This contradicts my earlier suspicion in https://github.com/dorssel/usbipd-win/issues/248#issuecomment-1030681671; instead it is now clear this is the MmUnlockPages during IRP completion, on line 1204 of VBoxUsbRt.cpp. From the code, it seems this can only be reached exactly once, after the IRP has indeed completed. There is a weird comment in the completion code:

       case ((USBD_STATUS)0xC0010000L): // USBD_STATUS_CANCELED - too bad usbdi.h and usb.h aren't consistent!
           /// @todo What the heck are we really supposed to do here?
           pUrbInfo->error = USBSUP_XFER_STALL;
           Status = STATUS_SUCCESS;
           break;

But this is in my opinion not related to the MDL lifetime. So, it looks like the MDL must have been wrong at creation time already. The MDL is created on line 1256, and that seems to be all correct. The only thing I can find wrong with the code is the PENDING part of the IRP. https://docs.microsoft.com/en-us/windows-hardware/drivers/ifs/example--simple-pass-through-dispatch-and-completion indicates that IoMarkIrpPending should not be called by the dispatcher, but instead conditionally by the completion routine.

What VBox does is:

What Microsoft says you should do:

The only other thing I can think of is resource limitation. Maybe there are too many queued/pending URBs for VBox. I don't really see a hard limit, but if there is one then going over that limit may corrupt the internal structures. A USB capture should show that...

I'll pass this on to VirtualBox.

n-prat commented 2 years ago

Thanks for the quick response! I will do my best to follow up.

1. Are there any USB filter warnings reported for `usbipd list`?

No, not as for as I can see. usbipd_list

2. Is the device on a USB2 or USB3 port?

The stacktrace in my first message was on a USB3 port, and the captures at the end of this message are with a USB2 port.

3. Is the device itself USB3 capable?

Not sure; USB Device Tree Viewer says:

Device maximum Speed     : High-Speed
Device Connection Speed  : High-Speed

(It’s a phone, so I would not be surprised if it is only USB2?)

4. Are all the hubs in the chain to the device port using stock Microsoft drivers, or are there any vendor drivers involved?

Not sure, see USB Device Tree Viewer: usb2_tree usb3_tree Both tries were using the front panel ports of my desktop.

5. What is the Linux driver type when accessing the device (serial? storage? other?)

No idea. How can I know? Not sure if related but I am using adb directly; not MTP/PTP.

6. You are _writing_ to the device, correct?
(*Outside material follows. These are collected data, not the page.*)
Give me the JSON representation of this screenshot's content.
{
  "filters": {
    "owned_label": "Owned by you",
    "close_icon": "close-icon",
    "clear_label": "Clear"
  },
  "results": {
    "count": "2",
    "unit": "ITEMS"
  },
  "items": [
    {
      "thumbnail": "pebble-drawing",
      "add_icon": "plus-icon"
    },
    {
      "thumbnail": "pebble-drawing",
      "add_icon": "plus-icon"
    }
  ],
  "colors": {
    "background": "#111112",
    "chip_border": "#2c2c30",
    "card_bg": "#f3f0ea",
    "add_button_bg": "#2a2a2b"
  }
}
Or is it _reading_?

I used to think the problem was when writing b/c it happens as soon as Android Studio shows "install...". But when trying to reproduce I did manage to upload the 350MB library using adb push without issue.
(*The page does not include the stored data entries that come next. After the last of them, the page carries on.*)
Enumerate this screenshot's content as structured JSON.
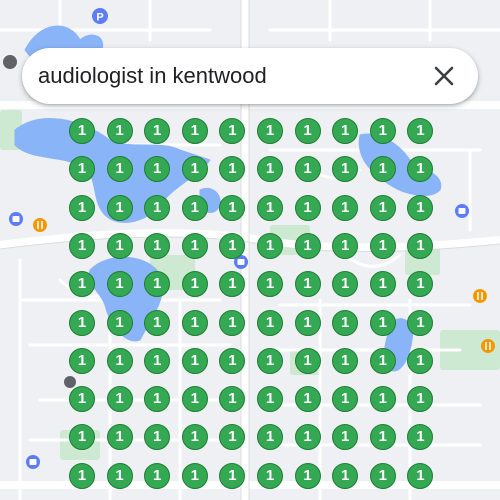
{
  "search": {
    "query": "audiologist in kentwood"
  },
  "icons": {
    "clear": "close-icon",
    "poi": [
      "parking-icon",
      "shopping-icon",
      "restaurant-icon",
      "pin-icon"
    ]
  },
  "grid": {
    "rows": 10,
    "cols": 10,
    "rank_labels": [
      [
        "1",
        "1",
        "1",
        "1",
        "1",
        "1",
        "1",
        "1",
        "1",
        "1"
      ],
      [
        "1",
        "1",
        "1",
        "1",
        "1",
        "1",
        "1",
        "1",
        "1",
        "1"
      ],
      [
        "1",
        "1",
        "1",
        "1",
        "1",
        "1",
        "1",
        "1",
        "1",
        "1"
      ],
      [
        "1",
        "1",
        "1",
        "1",
        "1",
        "1",
        "1",
        "1",
        "1",
        "1"
      ],
      [
        "1",
        "1",
        "1",
        "1",
        "1",
        "1",
        "1",
        "1",
        "1",
        "1"
      ],
      [
        "1",
        "1",
        "1",
        "1",
        "1",
        "1",
        "1",
        "1",
        "1",
        "1"
      ],
      [
        "1",
        "1",
        "1",
        "1",
        "1",
        "1",
        "1",
        "1",
        "1",
        "1"
      ],
      [
        "1",
        "1",
        "1",
        "1",
        "1",
        "1",
        "1",
        "1",
        "1",
        "1"
      ],
      [
        "1",
        "1",
        "1",
        "1",
        "1",
        "1",
        "1",
        "1",
        "1",
        "1"
      ],
      [
        "1",
        "1",
        "1",
        "1",
        "1",
        "1",
        "1",
        "1",
        "1",
        "1"
      ]
    ]
  },
  "colors": {
    "pin_fill": "#34a853",
    "pin_text": "#ffffff",
    "water": "#8ab4f8",
    "park": "#cde9d2",
    "road": "#ffffff",
    "land": "#eef0f3",
    "poi_blue": "#5c7cfa",
    "poi_orange": "#f29900"
  }
}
7. Is your system in any way low on memory or low on other resources right before the crash?

Not really. The original stacktrace was probably around 90% memory use of the windows side, and around 50% on the WSL2 side. But when reproducing I did a drop_caches just after building and before starting to debug and I still got a BSOD. At the time of the crash Windows was around the 50-60% RAM used.

8. Can you try to grab a USB dump as described in https://github.com/dorssel/usbipd-win/wiki/Troubleshooting#usb-capture? I understand the crash itself will truncate/corrupt the dump, but hopefully the last few seconds before the crash may provide some information...

Here

Hope that helps. Tell my if you need anything else.
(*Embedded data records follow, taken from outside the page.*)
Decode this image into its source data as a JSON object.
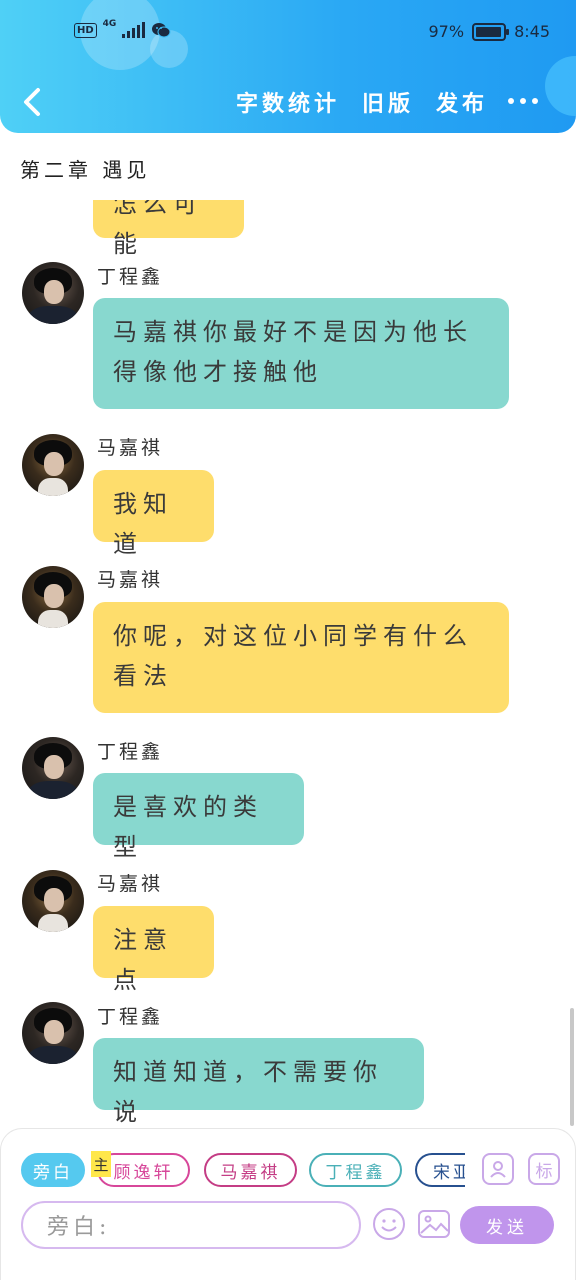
{
  "status_bar": {
    "hd": "HD",
    "network": "4G",
    "battery_text": "97%",
    "battery_level": 0.97,
    "time": "8:45"
  },
  "header": {
    "back_icon": "chevron-left-icon",
    "actions": [
      "字数统计",
      "旧版",
      "发布"
    ],
    "more_icon": "more-dots-icon",
    "colors": {
      "gradient_start": "#4fd0f6",
      "gradient_end": "#1f9af2"
    }
  },
  "chapter": {
    "title": "第二章 遇见"
  },
  "messages": [
    {
      "sender": "",
      "text": "怎么可能",
      "color": "yellow",
      "partial": true
    },
    {
      "sender": "丁程鑫",
      "text": "马嘉祺你最好不是因为他长得像他才接触他",
      "color": "teal"
    },
    {
      "sender": "马嘉祺",
      "text": "我知道",
      "color": "yellow"
    },
    {
      "sender": "马嘉祺",
      "text": "你呢，对这位小同学有什么看法",
      "color": "yellow"
    },
    {
      "sender": "丁程鑫",
      "text": "是喜欢的类型",
      "color": "teal"
    },
    {
      "sender": "马嘉祺",
      "text": "注意点",
      "color": "yellow"
    },
    {
      "sender": "丁程鑫",
      "text": "知道知道，不需要你说",
      "color": "teal"
    }
  ],
  "bubble_colors": {
    "teal": "#88d8cf",
    "yellow": "#fedd6c"
  },
  "composer": {
    "chips": [
      "旁白",
      "顾逸轩",
      "马嘉祺",
      "丁程鑫",
      "宋亚"
    ],
    "main_tag": "主",
    "side_buttons": [
      "person-card-icon",
      "标"
    ],
    "input_placeholder": "旁白:",
    "emoji_icon": "smiley-icon",
    "image_icon": "image-icon",
    "send_label": "发送"
  }
}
d0n13 commented 2 years ago

@dorssel Did you get any response from VirtualBox on your findings above?

dorssel commented 2 years ago

@d0n13 Unfortunately, no. Not a single reaction...

d0n13 commented 2 years ago

@d0n13 Unfortunately, no. Not a single reaction...

Still no response. This bug has killed us from using this and I really hope it gets fixed. Is there anything else that could be done? How hard to write this driver instead of depending on Orace?

codesmithcode commented 2 years ago

Also seeing this with vboxusb referenced in the crash report. Is there a bug to follow on the Oracle side?

As an additional data point: I seem to be able to run our program in VirtualBox against USB w/o issue. Its just WSL2 + USBIP that are causing a failure.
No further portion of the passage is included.